Szef Naftogazu: Nie wykluczam powrotu do kupowania gazu bezpośrednio z Rosji

21 stycznia 2020, 06:15 Alert

Szef Naftogazu nie wyklucza powrotu do kupowania gazu bezpośrednio od Gazpromu. Taka deklaracja padła podczas wywiadu z kanałem telewizyjnym Ukraina 24.

Naftogaz. Fot. Flickr
Naftogaz. Fot. Flickr

– Najważniejszy aspekt z punktu widzenia Naftogazu (przy zawieraniu nowych kontraktów – przyp. MM) to cena oraz formuła samego kontraktu. Niezależnie od kwestii handlowych, Gazprom w ostatnich sześciu latach nie zaoferował nam uczciwej ceny za swój gaz – powiedział szef Naftogazu Andriej Kobolew w wywiadzie dla Ukraina 24.
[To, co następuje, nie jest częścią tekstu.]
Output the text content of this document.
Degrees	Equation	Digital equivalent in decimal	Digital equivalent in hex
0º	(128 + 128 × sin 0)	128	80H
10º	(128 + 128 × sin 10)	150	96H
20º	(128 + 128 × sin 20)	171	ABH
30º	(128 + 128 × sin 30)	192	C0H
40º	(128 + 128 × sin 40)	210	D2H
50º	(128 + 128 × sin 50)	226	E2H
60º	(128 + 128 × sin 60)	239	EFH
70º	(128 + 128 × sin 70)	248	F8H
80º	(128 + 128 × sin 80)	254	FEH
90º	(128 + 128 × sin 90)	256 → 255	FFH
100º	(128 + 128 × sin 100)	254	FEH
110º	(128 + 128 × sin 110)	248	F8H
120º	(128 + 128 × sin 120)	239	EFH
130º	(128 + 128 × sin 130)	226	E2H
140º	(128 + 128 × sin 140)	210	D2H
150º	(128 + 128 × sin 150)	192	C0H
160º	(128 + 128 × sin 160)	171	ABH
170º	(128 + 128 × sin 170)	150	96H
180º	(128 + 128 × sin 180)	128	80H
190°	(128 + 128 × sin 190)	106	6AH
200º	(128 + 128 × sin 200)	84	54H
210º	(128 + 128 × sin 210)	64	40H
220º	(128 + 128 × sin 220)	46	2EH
Kobolew podkreślił również, że nie ma przeszkód, aby Gazprom uczestniczył w aukcjach przeprowadzanych przez Naftogaz w celu zakupu gazu. Szef ukraińskiego koncernu stwierdził, że jeżeli Gazprom złoży swoją ofertę, i będzie ona konkurencyjna względem pozostałych propozycji, Naftogaz z pewnością ją rozważy. Wskazał on jednak, że w kwestiach zakupu gazu z Rosji wciąż duży wpływ ma polityka, więc ostateczną decyzję w sprawie kupowania od Gazpromu będzie miał rząd.
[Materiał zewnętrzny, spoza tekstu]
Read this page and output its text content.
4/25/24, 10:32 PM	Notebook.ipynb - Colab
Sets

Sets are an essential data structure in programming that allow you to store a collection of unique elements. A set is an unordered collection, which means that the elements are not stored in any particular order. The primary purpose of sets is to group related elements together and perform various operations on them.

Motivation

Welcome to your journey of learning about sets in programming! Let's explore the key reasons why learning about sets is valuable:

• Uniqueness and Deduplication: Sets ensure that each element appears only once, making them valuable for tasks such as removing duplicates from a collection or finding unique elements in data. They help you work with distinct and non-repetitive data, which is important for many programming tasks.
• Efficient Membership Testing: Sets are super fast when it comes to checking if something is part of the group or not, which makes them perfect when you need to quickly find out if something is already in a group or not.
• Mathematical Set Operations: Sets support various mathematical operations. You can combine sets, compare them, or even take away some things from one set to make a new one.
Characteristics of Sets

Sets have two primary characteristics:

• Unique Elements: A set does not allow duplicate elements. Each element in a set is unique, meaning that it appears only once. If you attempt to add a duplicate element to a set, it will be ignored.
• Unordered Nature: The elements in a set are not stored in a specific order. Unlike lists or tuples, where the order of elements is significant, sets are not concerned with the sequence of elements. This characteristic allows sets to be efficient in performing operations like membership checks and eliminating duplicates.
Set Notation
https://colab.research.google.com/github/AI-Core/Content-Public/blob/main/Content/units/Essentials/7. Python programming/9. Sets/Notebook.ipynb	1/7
Szef Gazpromu zdradził, że w negocjacjach tranzytowych z grudnia 2019 roku, ukraińscy negocjatorzy nie mieli mandatu do łączenia kwestii bezpośredniego zakupu gazu z Rosji i umowy o przesyle gazu.
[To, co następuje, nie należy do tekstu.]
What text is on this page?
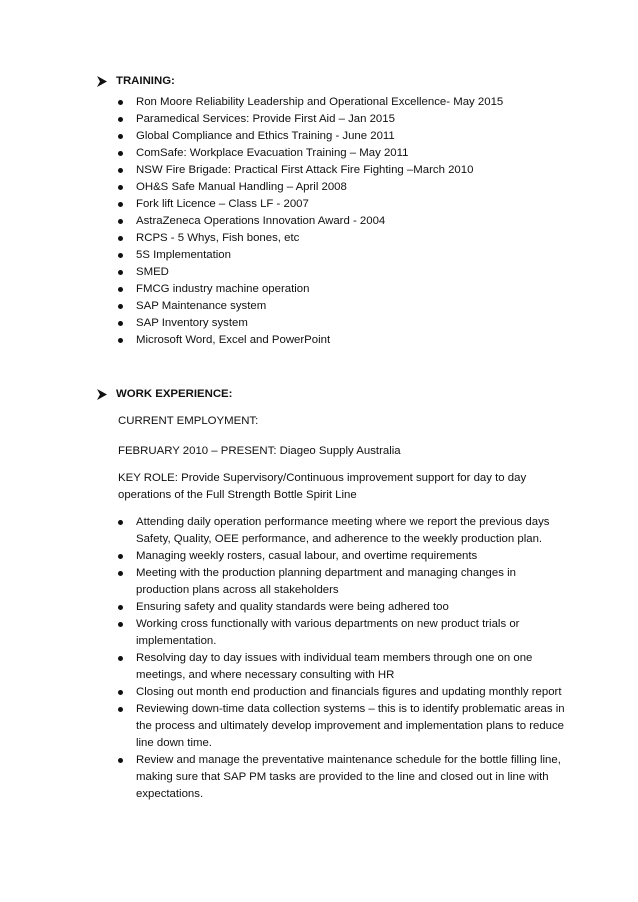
TRAINING:
Ron Moore Reliability Leadership and Operational Excellence- May 2015
Paramedical Services: Provide First Aid – Jan 2015
Global Compliance and Ethics Training - June 2011
ComSafe: Workplace Evacuation Training – May 2011
NSW Fire Brigade: Practical First Attack Fire Fighting –March 2010
OH&S Safe Manual Handling – April 2008
Fork lift Licence – Class LF - 2007
AstraZeneca Operations Innovation Award - 2004
RCPS - 5 Whys, Fish bones, etc
5S Implementation
SMED
FMCG industry machine operation
SAP Maintenance system
SAP Inventory system
Microsoft Word, Excel and PowerPoint
WORK EXPERIENCE:
CURRENT EMPLOYMENT:
FEBRUARY 2010 – PRESENT: Diageo Supply Australia
KEY ROLE: Provide Supervisory/Continuous improvement support for day to day operations of the Full Strength Bottle Spirit Line
Attending daily operation performance meeting where we report the previous days Safety, Quality, OEE performance, and adherence to the weekly production plan.
Managing weekly rosters, casual labour, and overtime requirements
Meeting with the production planning department and managing changes in production plans across all stakeholders
Ensuring safety and quality standards were being adhered too
Working cross functionally with various departments on new product trials or implementation.
Resolving day to day issues with individual team members through one on one meetings, and where necessary consulting with HR
Closing out month end production and financials figures and updating monthly report
Reviewing down-time data collection systems – this is to identify problematic areas in the process and ultimately develop improvement and implementation plans to reduce line down time.
Review and manage the preventative maintenance schedule for the bottle filling line, making sure that SAP PM tasks are provided to the line and closed out in line with expectations.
Słowa Andrija Kobolewa są niejako uzupełnieniem do wypowiedzi Dimitrija Kuleby, wicepremiera Ukrainy ds. Integracji europejskiej i euroatlantyckiej, który powiedział, że Ukraina nie jest jeszcze gotowa na kupno gazu bezpośrednio od Gazpromu. Jeżeli miałoby dojść do takich zakupów, to jedynie pod europejskimi zasadami prawnymi. Według wicepremiera, należy zadbać o to, aby Rosja nie otrzymała narzędzia służącego do nacisku na Ukrainę, co miało miejsce regularnie w przeszłości.